Le nord et le centre du Mali ont été le théâtre d’une série d’attaques coordonnées samedi à l’aube. Des combattants du Groupe de soutien à l’islam et aux musulmans (JNIM) et du Front de libération de l’Azawad (FLA) ont ciblé plusieurs positions militaires ainsi qu’une prison. Si les combats se poursuivent dans certaines localités, l’armée malienne assure avoir repris le contrôle de la situation à Sévaré.

Plusieurs localités prises pour cible

Une nouvelle offensive coordonnée a frappé le Mali, samedi 4 juillet, dès les premières heures de la matinée. Selon des sources militaires, sécuritaires et des habitants, des combattants ont attaqué simultanément les villes de Gao, Anefis, Aguelhok et Sévaré, ainsi que la prison de Kéniéroba, située à une quarantaine de kilomètres de Bamako.

Les combattants du Groupe de soutien à l’islam et aux musulmans (JNIM), affilié à Al-Qaïda, ont lancé ces assauts vers 5 heures du matin avec l’appui du Front de libération de l’Azawad (FLA), un mouvement séparatiste touareg.

Sévaré reprend son souffle

À Sévaré, dans le centre du pays, de violentes explosions ont retenti à l’aube, provoquant un important déploiement des forces de sécurité. Peu après le début des affrontements, plusieurs aéronefs militaires ont été aperçus au-dessus de la ville.
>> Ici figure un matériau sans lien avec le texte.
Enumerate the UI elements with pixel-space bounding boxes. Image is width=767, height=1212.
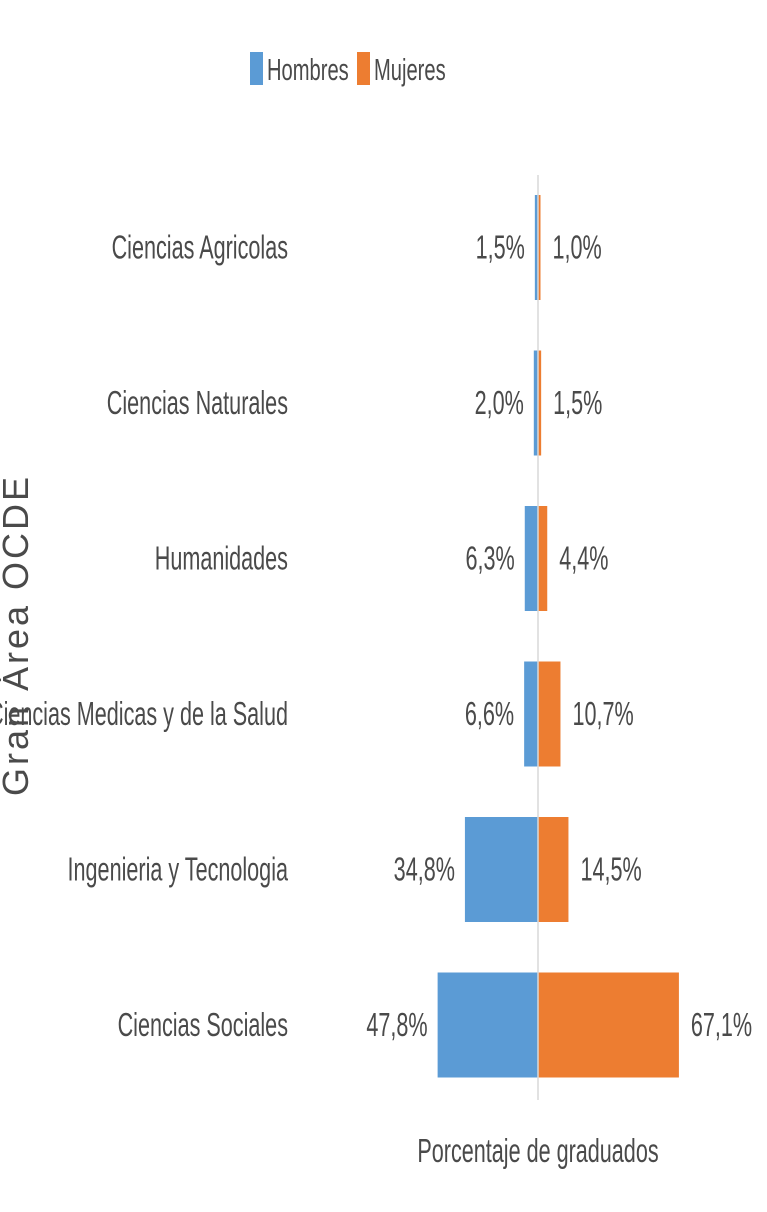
category-label-ingenieria-y-tecnologia: Ingenieria y Tecnologia	[68, 851, 289, 888]
category-labels: Ciencias Agricolas Ciencias Naturales Huma…	[0, 229, 288, 1043]
bar-hombres-ciencias-medicas-y-de-la-salud	[524, 661, 538, 767]
value-label-mujeres-ciencias-medicas-y-de-la-salud: 10,7%	[572, 695, 633, 732]
category-label-ciencias-naturales: Ciencias Naturales	[107, 384, 288, 421]
bar-mujeres-ciencias-agricolas	[538, 195, 541, 300]
value-label-hombres-ciencias-agricolas: 1,5%	[476, 229, 525, 266]
category-label-ciencias-sociales: Ciencias Sociales	[118, 1006, 288, 1043]
value-label-hombres-ciencias-naturales: 2,0%	[475, 384, 524, 421]
bar-mujeres-ingenieria-y-tecnologia	[538, 817, 569, 922]
value-label-mujeres-ciencias-agricolas: 1,0%	[553, 229, 602, 266]
bar-hombres-ingenieria-y-tecnologia	[464, 817, 538, 922]
bar-mujeres-ciencias-sociales	[538, 972, 679, 1078]
bar-hombres-ciencias-naturales	[533, 350, 538, 456]
value-label-mujeres-ciencias-naturales: 1,5%	[553, 384, 602, 421]
bar-mujeres-ciencias-medicas-y-de-la-salud	[538, 661, 561, 767]
value-label-hombres-humanidades: 6,3%	[466, 540, 515, 577]
y-axis-title: Gran Área OCDE	[0, 474, 36, 796]
bars	[437, 195, 679, 1078]
bar-mujeres-humanidades	[538, 506, 548, 611]
value-label-hombres-ingenieria-y-tecnologia: 34,8%	[394, 851, 455, 888]
bar-hombres-humanidades	[524, 506, 538, 611]
legend-label-mujeres: Mujeres	[374, 52, 446, 87]
category-label-ciencias-agricolas: Ciencias Agricolas	[112, 229, 288, 266]
bar-mujeres-ciencias-naturales	[538, 350, 542, 456]
legend-swatch-hombres	[250, 52, 263, 85]
value-label-hombres-ciencias-sociales: 47,8%	[366, 1006, 427, 1043]
category-label-ciencias-medicas-y-de-la-salud: Ciencias Medicas y de la Salud	[0, 695, 288, 732]
value-label-hombres-ciencias-medicas-y-de-la-salud: 6,6%	[465, 695, 514, 732]
value-label-mujeres-ingenieria-y-tecnologia: 14,5%	[580, 851, 641, 888]
bar-hombres-ciencias-sociales	[437, 972, 538, 1078]
legend-label-hombres: Hombres	[267, 52, 349, 87]
value-label-mujeres-ciencias-sociales: 67,1%	[691, 1006, 752, 1043]
bar-hombres-ciencias-agricolas	[534, 195, 538, 300]
value-labels: 1,5% 1,0% 2,0% 1,5% 6,3% 4,4% 6,6% 10,7% 34,8% 14…	[366, 229, 752, 1043]
legend: Hombres Mujeres	[250, 52, 446, 87]
value-label-mujeres-humanidades: 4,4%	[559, 540, 608, 577]
category-label-humanidades: Humanidades	[155, 540, 288, 577]
legend-swatch-mujeres	[357, 52, 370, 85]
x-axis-title: Porcentaje de graduados	[417, 1132, 658, 1169]
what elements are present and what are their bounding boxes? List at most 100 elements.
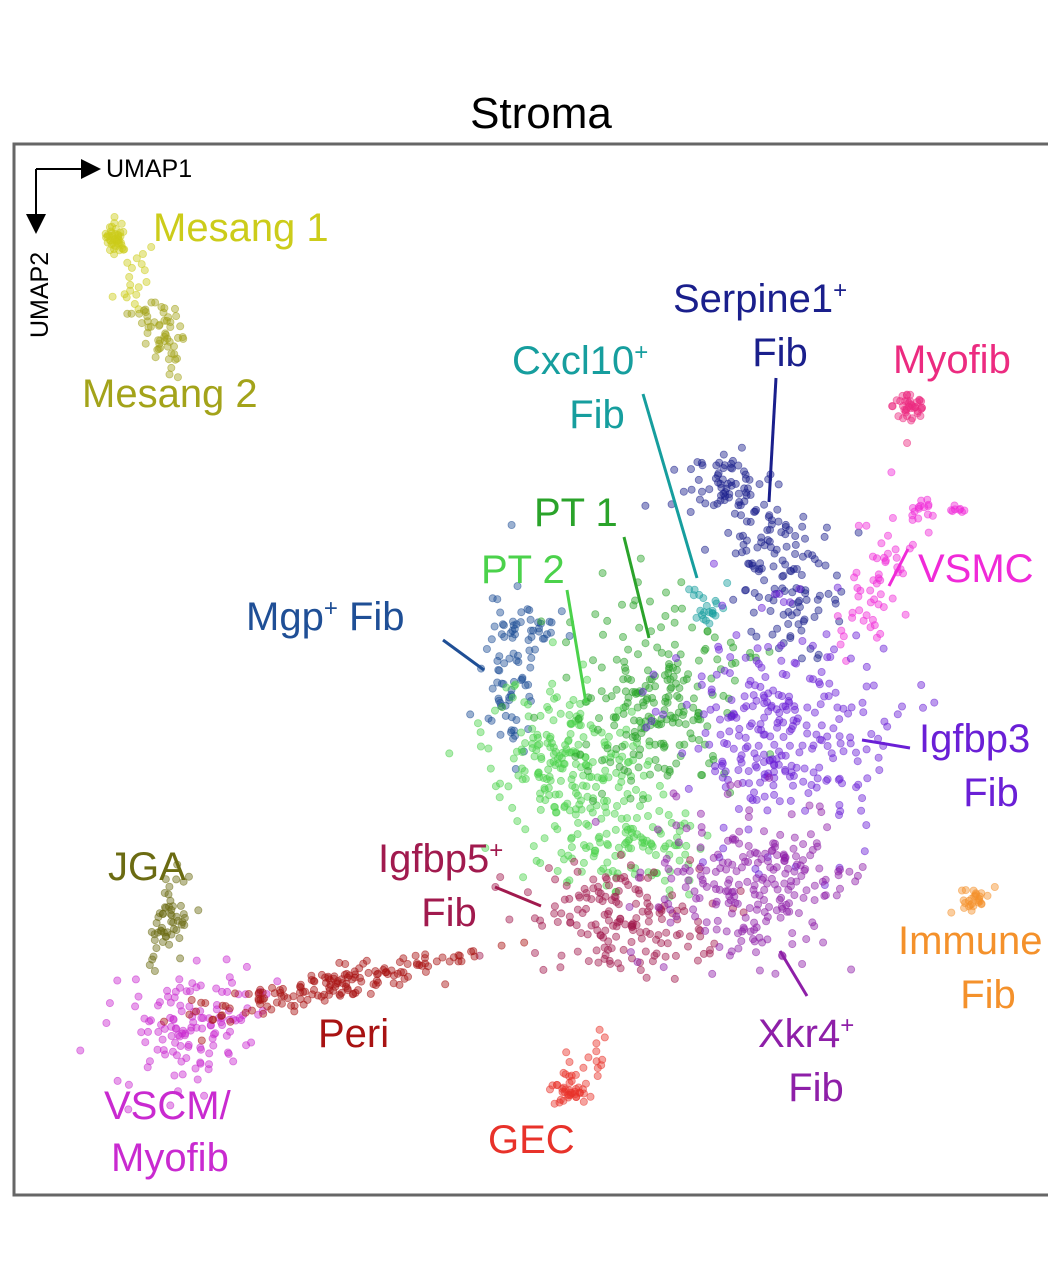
label-xkr4-sup: +: [840, 1012, 854, 1039]
cell-point-pt-2: [624, 844, 633, 853]
cell-point-mgp-fib: [507, 521, 516, 530]
cell-point-pt-1: [700, 646, 709, 655]
leader-cxcl10: [641, 393, 699, 579]
cell-point-igfbp3-fib: [766, 732, 775, 741]
cell-point-mgp-fib: [514, 651, 523, 660]
label-cxcl10-sup: +: [634, 339, 648, 366]
cell-point-pt-1: [599, 630, 608, 639]
cell-point-myofib: [896, 397, 905, 406]
cell-point-peri: [244, 990, 253, 999]
cell-point-pt-1: [703, 722, 712, 731]
cell-point-jga: [177, 920, 186, 929]
cell-point-pt-2: [591, 846, 600, 855]
cell-point-vsmc: [837, 626, 846, 635]
cell-point-igfbp5-fib: [706, 946, 715, 955]
cell-point-myofib: [903, 438, 912, 447]
cell-point-igfbp3-fib: [852, 748, 861, 757]
label-pt2: PT 2: [481, 548, 565, 592]
cell-point-igfbp5-fib: [642, 927, 651, 936]
cell-point-igfbp3-fib: [781, 751, 790, 760]
cell-point-igfbp5-fib: [636, 966, 645, 975]
cell-point-igfbp5-fib: [657, 939, 666, 948]
cell-point-mesang-2: [176, 322, 185, 331]
cell-point-vscm-myofib: [137, 1028, 146, 1037]
cell-point-igfbp3-fib: [792, 763, 801, 772]
cell-point-igfbp3-fib: [716, 730, 725, 739]
cell-point-mgp-fib: [514, 658, 523, 667]
cell-point-igfbp5-fib: [635, 889, 644, 898]
cell-point-igfbp3-fib: [778, 669, 787, 678]
cell-point-pt-1: [634, 650, 643, 659]
cell-point-igfbp3-fib: [863, 774, 872, 783]
cell-point-pt-1: [689, 703, 698, 712]
leader-pt1: [622, 536, 651, 639]
cell-point-serpine1-fib: [798, 522, 807, 531]
cell-point-xkr4-fib: [732, 867, 741, 876]
cell-point-pt-2: [597, 867, 606, 876]
cell-point-vscm-myofib: [192, 956, 201, 965]
cell-point-igfbp3-fib: [823, 732, 832, 741]
cell-point-serpine1-fib: [782, 542, 791, 551]
cell-point-pt-1: [663, 676, 672, 685]
cell-point-pt-2: [601, 766, 610, 775]
cell-point-igfbp3-fib: [798, 741, 807, 750]
cell-point-vscm-myofib: [192, 983, 201, 992]
cell-point-igfbp3-fib: [737, 751, 746, 760]
cell-point-igfbp5-fib: [645, 902, 654, 911]
cell-point-mesang-2: [167, 363, 176, 372]
cell-point-igfbp5-fib: [685, 932, 694, 941]
cell-point-pt-1: [619, 675, 628, 684]
cell-point-xkr4-fib: [790, 833, 799, 842]
cell-point-xkr4-fib: [698, 875, 707, 884]
cell-point-vscm-myofib: [188, 979, 197, 988]
cell-point-pt-2: [514, 771, 523, 780]
cell-point-igfbp3-fib: [753, 644, 762, 653]
cell-point-xkr4-fib: [739, 923, 748, 932]
cell-point-pt-1: [498, 703, 507, 712]
cell-point-pt-2: [551, 790, 560, 799]
cell-point-cxcl10-fib: [699, 615, 708, 624]
cell-point-serpine1-fib: [769, 596, 778, 605]
cell-point-vsmc: [888, 514, 897, 523]
cell-point-pt-1: [576, 750, 585, 759]
cell-point-serpine1-fib: [713, 499, 722, 508]
cell-point-xkr4-fib: [664, 865, 673, 874]
label-peri: Peri: [318, 1012, 389, 1056]
cell-point-pt-1: [621, 663, 630, 672]
cell-point-igfbp5-fib: [663, 939, 672, 948]
cell-point-vscm-myofib: [167, 1032, 176, 1041]
cell-point-pt-2: [632, 814, 641, 823]
cell-point-igfbp3-fib: [697, 680, 706, 689]
cell-point-serpine1-fib: [781, 520, 790, 529]
cell-point-igfbp5-fib: [594, 888, 603, 897]
label-serpine1-fib-line2: Fib: [752, 331, 808, 375]
cell-point-vsmc: [908, 540, 917, 549]
cell-point-jga: [173, 860, 182, 869]
cell-point-pt-1: [681, 720, 690, 729]
cell-point-pt-1: [624, 767, 633, 776]
cell-point-igfbp3-fib: [729, 744, 738, 753]
cell-point-xkr4-fib: [745, 806, 754, 815]
cell-point-igfbp3-fib: [817, 721, 826, 730]
cell-point-serpine1-fib: [729, 595, 738, 604]
cell-point-mgp-fib: [512, 716, 521, 725]
cell-point-igfbp3-fib: [760, 713, 769, 722]
cell-point-pt-1: [612, 685, 621, 694]
cell-point-peri: [276, 988, 285, 997]
cell-point-mesang-1: [111, 229, 120, 238]
cell-point-peri: [254, 995, 263, 1004]
cell-point-vscm-myofib: [173, 1087, 182, 1096]
cell-point-pt-2: [586, 721, 595, 730]
cell-point-xkr4-fib: [832, 891, 841, 900]
cell-point-xkr4-fib: [761, 849, 770, 858]
cell-point-pt-2: [615, 755, 624, 764]
cell-point-igfbp5-fib: [570, 857, 579, 866]
cell-point-serpine1-fib: [794, 598, 803, 607]
cell-point-xkr4-fib: [765, 903, 774, 912]
cell-point-serpine1-fib: [779, 571, 788, 580]
cell-point-mgp-fib: [547, 618, 556, 627]
cell-point-pt-2: [608, 867, 617, 876]
cell-point-vsmc: [870, 595, 879, 604]
cell-point-pt-1: [659, 739, 668, 748]
cell-point-xkr4-fib: [794, 909, 803, 918]
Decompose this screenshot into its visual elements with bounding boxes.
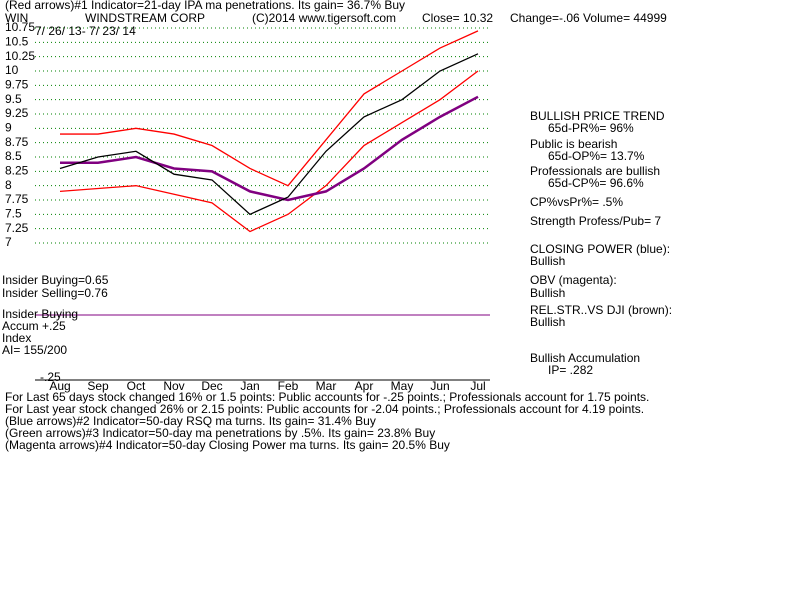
summary-line: 65d-CP%= 96.6%: [548, 176, 644, 190]
x-tick-label: Jan: [240, 379, 259, 393]
series-line: [59, 53, 479, 216]
note-line: For Last year stock changed 26% or 2.15 …: [5, 402, 644, 416]
summary-line: CP%vsPr%= .5%: [530, 195, 623, 209]
series-line: [59, 70, 479, 233]
copyright: (C)2014 www.tigersoft.com: [252, 11, 396, 25]
y-tick-label: 8: [5, 178, 12, 192]
y-tick-label: 10.5: [5, 35, 29, 49]
x-tick-label: Sep: [87, 379, 109, 393]
summary-line: Bullish: [530, 286, 565, 300]
y-tick-label: 8.25: [5, 164, 29, 178]
y-tick-label: 9.75: [5, 78, 29, 92]
x-tick-label: Jul: [470, 379, 485, 393]
x-tick-label: Jun: [430, 379, 449, 393]
symbol: WIN: [5, 11, 28, 25]
panel-label: -.25: [40, 370, 61, 384]
panel-label: Insider Selling=0.76: [2, 286, 108, 300]
summary-line: OBV (magenta):: [530, 273, 617, 287]
summary-line: Bullish Accumulation: [530, 351, 640, 365]
panel-label: Insider Buying=0.65: [2, 273, 109, 287]
x-tick-label: Feb: [278, 379, 299, 393]
y-tick-label: 7.75: [5, 192, 29, 206]
y-tick-label: 9.25: [5, 106, 29, 120]
summary-line: Bullish: [530, 315, 565, 329]
x-tick-label: Mar: [316, 379, 337, 393]
panel-label: AI= 155/200: [2, 343, 67, 357]
y-tick-label: 7.5: [5, 207, 22, 221]
panel-label: Insider Buying: [2, 307, 78, 321]
x-tick-label: Nov: [163, 379, 184, 393]
y-tick-label: 9.5: [5, 92, 22, 106]
close: Close= 10.32: [422, 11, 493, 25]
y-tick-label: 7.25: [5, 221, 29, 235]
x-tick-label: Oct: [127, 379, 146, 393]
summary-line: REL.STR..VS DJI (brown):: [530, 303, 672, 317]
summary-line: 65d-OP%= 13.7%: [548, 149, 645, 163]
y-tick-label: 9: [5, 121, 12, 135]
series-line: [60, 30, 479, 187]
panel-label: Index: [2, 331, 31, 345]
y-tick-label: 10: [5, 63, 19, 77]
note-line: (Magenta arrows)#4 Indicator=50-day Clos…: [5, 438, 450, 452]
y-tick-label: 7: [5, 235, 12, 249]
y-tick-label: 10.25: [5, 49, 35, 63]
summary-line: CLOSING POWER (blue):: [530, 242, 670, 256]
y-tick-label: 8.75: [5, 135, 29, 149]
dates: 7/ 26/ 13- 7/ 23/ 14: [35, 24, 136, 38]
summary-line: Public is bearish: [530, 137, 617, 151]
panel-label: Accum +.25: [2, 319, 66, 333]
company: WINDSTREAM CORP: [85, 11, 205, 25]
y-tick-label: 10.75: [5, 20, 35, 34]
note-line: For Last 65 days stock changed 16% or 1.…: [5, 390, 649, 404]
y-tick-label: 8.5: [5, 149, 22, 163]
summary-line: 65d-PR%= 96%: [548, 121, 634, 135]
summary-line: BULLISH PRICE TREND: [530, 109, 665, 123]
summary-line: IP= .282: [548, 363, 593, 377]
summary-line: Bullish: [530, 254, 565, 268]
note-line: (Green arrows)#3 Indicator=50-day ma pen…: [5, 426, 435, 440]
series-line: [60, 95, 479, 202]
summary-line: Professionals are bullish: [530, 164, 660, 178]
indicator: (Red arrows)#1 Indicator=21-day IPA ma p…: [5, 0, 405, 12]
note-line: (Blue arrows)#2 Indicator=50-day RSQ ma …: [5, 414, 376, 428]
x-tick-label: May: [391, 379, 414, 393]
summary-line: Strength Profess/Pub= 7: [530, 214, 661, 228]
x-tick-label: Apr: [355, 379, 374, 393]
x-tick-label: Aug: [49, 379, 70, 393]
change: Change=-.06 Volume= 44999: [510, 11, 667, 25]
x-tick-label: Dec: [201, 379, 222, 393]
Des comptes proches des autorités ont diffusé sur les réseaux sociaux des vidéos présentées comme montrant la riposte des Forces armées maliennes (FAMa). Selon ces sources, l’armée a repoussé l’attaque et a repris le contrôle de la ville. Toutefois, aucun organisme indépendant n’a encore vérifié l’authenticité des images ni confirmé ces affirmations.

Les affrontements se poursuivent à Anefis

Dans la région de Kidal, les combats restent particulièrement intenses à Anefis. Le porte-parole du Front de libération de l’Azawad (FLA), Mohamed Elmaouloud Ramadane, a déclaré à l’AFP que les combattants rebelles avaient pris plusieurs positions, tout en précisant qu’ils poursuivaient les affrontements à l’intérieur de la ville.

Des habitants indiquent que des groupes armés circulent dans Anefis, tandis que les forces armées maliennes défendent toujours leur camp militaire, qui résistait encore aux assauts au moment des derniers témoignages.

Gao, Aguelhok et Kéniéroba également visés

À Gao, des tirs d’armes lourdes et des roquettes ont visé un camp militaire avant le lever du jour. Les autorités n’ont pas précisé l’identité des assaillants.

Plus au nord, Aguelhok figure également parmi les localités ciblées. Avec Anefis, cette ville constitue l’un des derniers bastions des FAMa dans la région de Kidal, après les offensives menées fin avril par les groupes rebelles.

La prison de Kéniéroba a elle aussi été attaquée. L’établissement pénitentiaire, qui accueille notamment des détenus poursuivis pour des faits liés au terrorisme, a été la cible de tirs nourris. Un prisonnier a indiqué à l’AFP que les échanges de coups de feu se poursuivaient au moment de son témoignage.

Une pression croissante sur les forces maliennes

Ces nouvelles attaques interviennent un peu plus de deux mois après une importante offensive menée par les mêmes groupes armés contre les autorités maliennes. À cette occasion, plusieurs bases militaires avaient été attaquées dans le nord du pays, illustrant la capacité des insurgés à mener des opérations simultanées sur plusieurs fronts.

Le JNIM et le Front de libération de l’Azawad poursuivent leur coopération militaire contre les Forces armées maliennes et leurs alliés d’Africa Corps, la force paramilitaire russe déployée au Mali après le retrait du groupe Wagner en juin 2025.

Cette nouvelle série d’attaques confirme que, malgré les opérations militaires en cours, les groupes armés conservent une forte capacité de nuisance et continuent de défier les autorités sur plusieurs théâtres d’opérations.